街に戻る道すがら、僕とエイオスは手を繋ぎながら、彼らのことについて教えてもらった。
ジャスパーとそのパートナーのラウディは、それぞれクラト国とホルル国の奴隷部隊の将軍だった経歴を持つ。
激しい戦は周辺国をも疲弊させ、最終的に、周辺国の同盟軍が武力で介入し、和平協議へと至った。
二国は平和条約を結び、必要がなくなったからと奴隷部隊を解散。
そして、恋仲だったのに殺し合いをしなければならなかった二人は、ようやく穏やかな日々を過ごせるようになったという。

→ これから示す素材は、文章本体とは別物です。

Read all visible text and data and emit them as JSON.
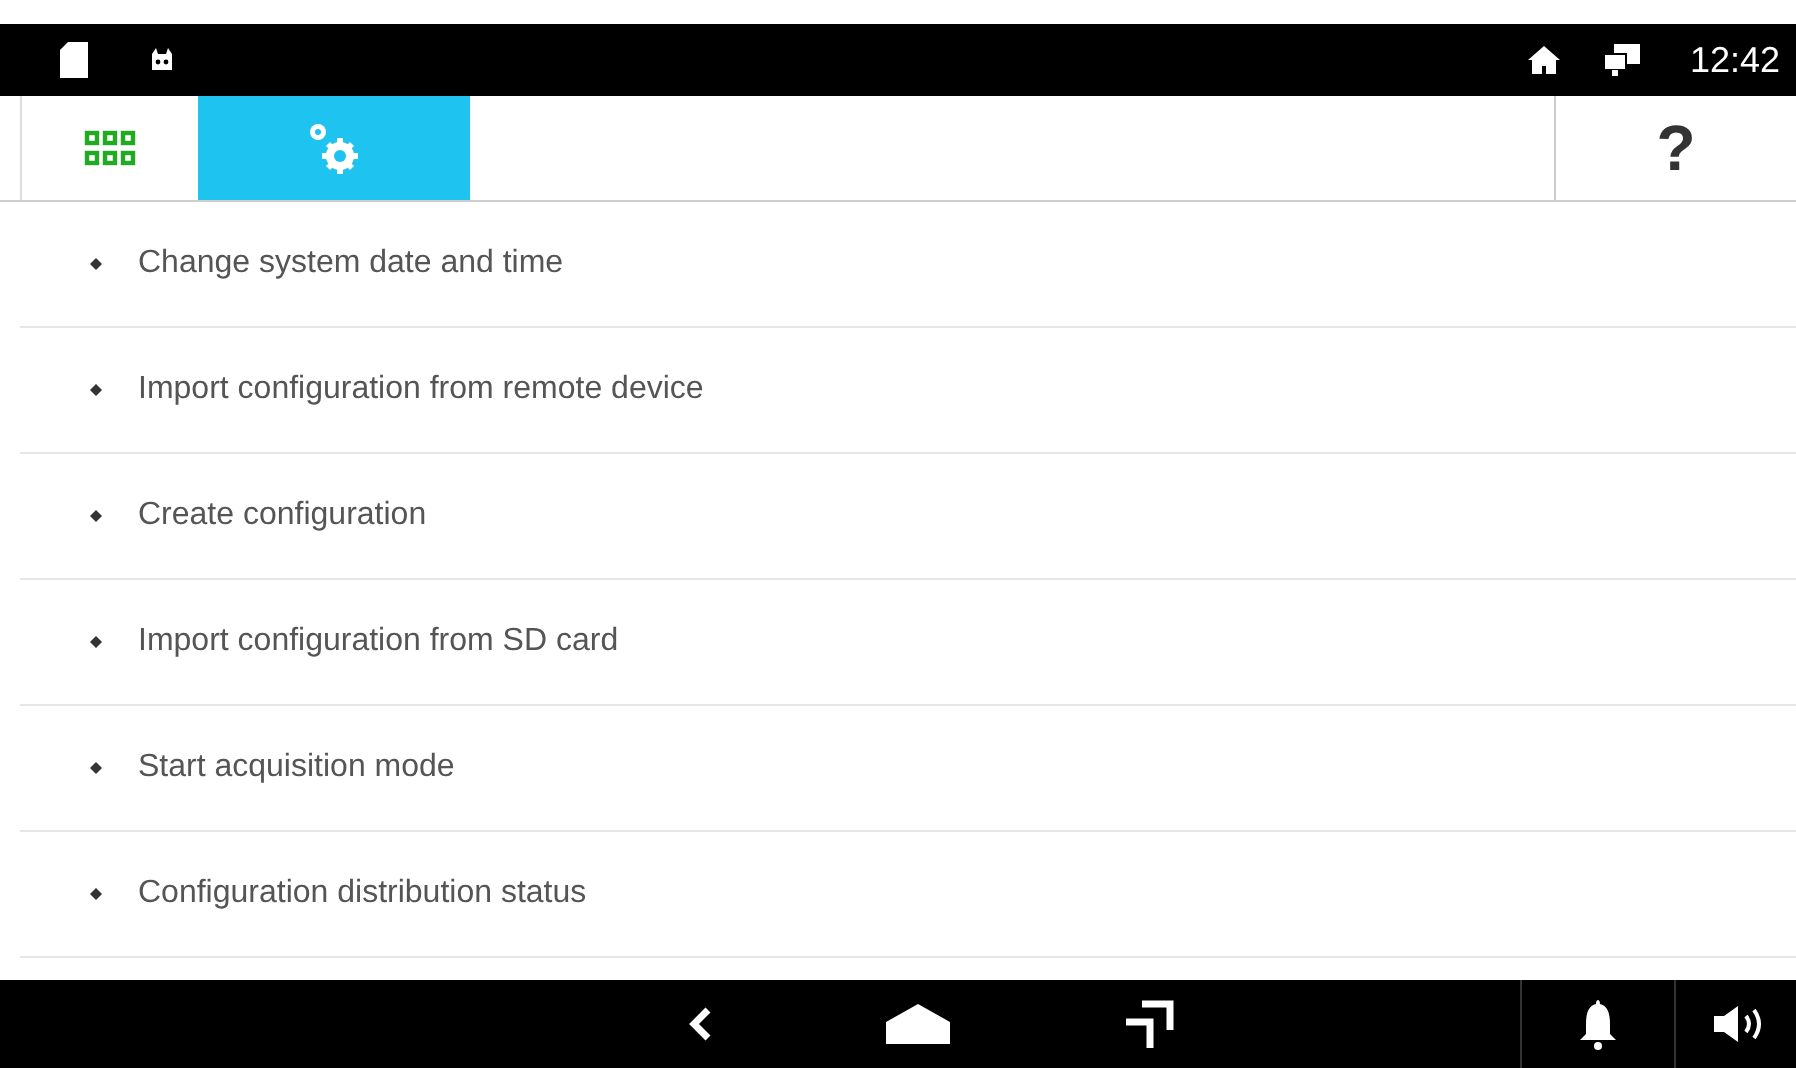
{
  "status_bar": {
    "time": "12:42"
  },
  "tabs": [
    {
      "kind": "apps",
      "selected": false
    },
    {
      "kind": "settings",
      "selected": true
    }
  ],
  "help": {
    "label": "?"
  },
  "menu": [
    {
      "label": "Change system date and time"
    },
    {
      "label": "Import configuration from remote device"
    },
    {
      "label": "Create configuration"
    },
    {
      "label": "Import configuration from SD card"
    },
    {
      "label": "Start acquisition mode"
    },
    {
      "label": "Configuration distribution status"
    }
  ]
}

そして、冒険者として旅をしている途中、僕とエイオスを救ってくれたというわけだ。
僕とエイオスが、ラウディとジャスパーに養育されることになったのは、僕らが強くなりたいと願ったからだ。
自分自身と、そして愛する者を守りたいという思いは、二人の首を縦に振らせることに成功した。
そして、成人してエイオスと二人で旅立つまで、愛情深く育ててもらったんだ。
そんな僕とエイオスが二人の元から自立するため、旅立ってすぐのこと。
何の前触れもなく、僕らは前世やあの不思議な世界のことを思い出した。
「え、僕……アタシは、ゼノで、善で……」
「俺はエイオスで、詠一だ……」
立ち止まり、呆然と顔を見合わせる僕ら。
「ラウディとジャスパー!」
僕らは叫びながら、たった今出発したばかりの家に駆け戻った。
驚くラウディとジャスパーに泣きながら抱き付き、旅立ちが一ヵ月延期になったのは、今でも忘れられない笑い話だ。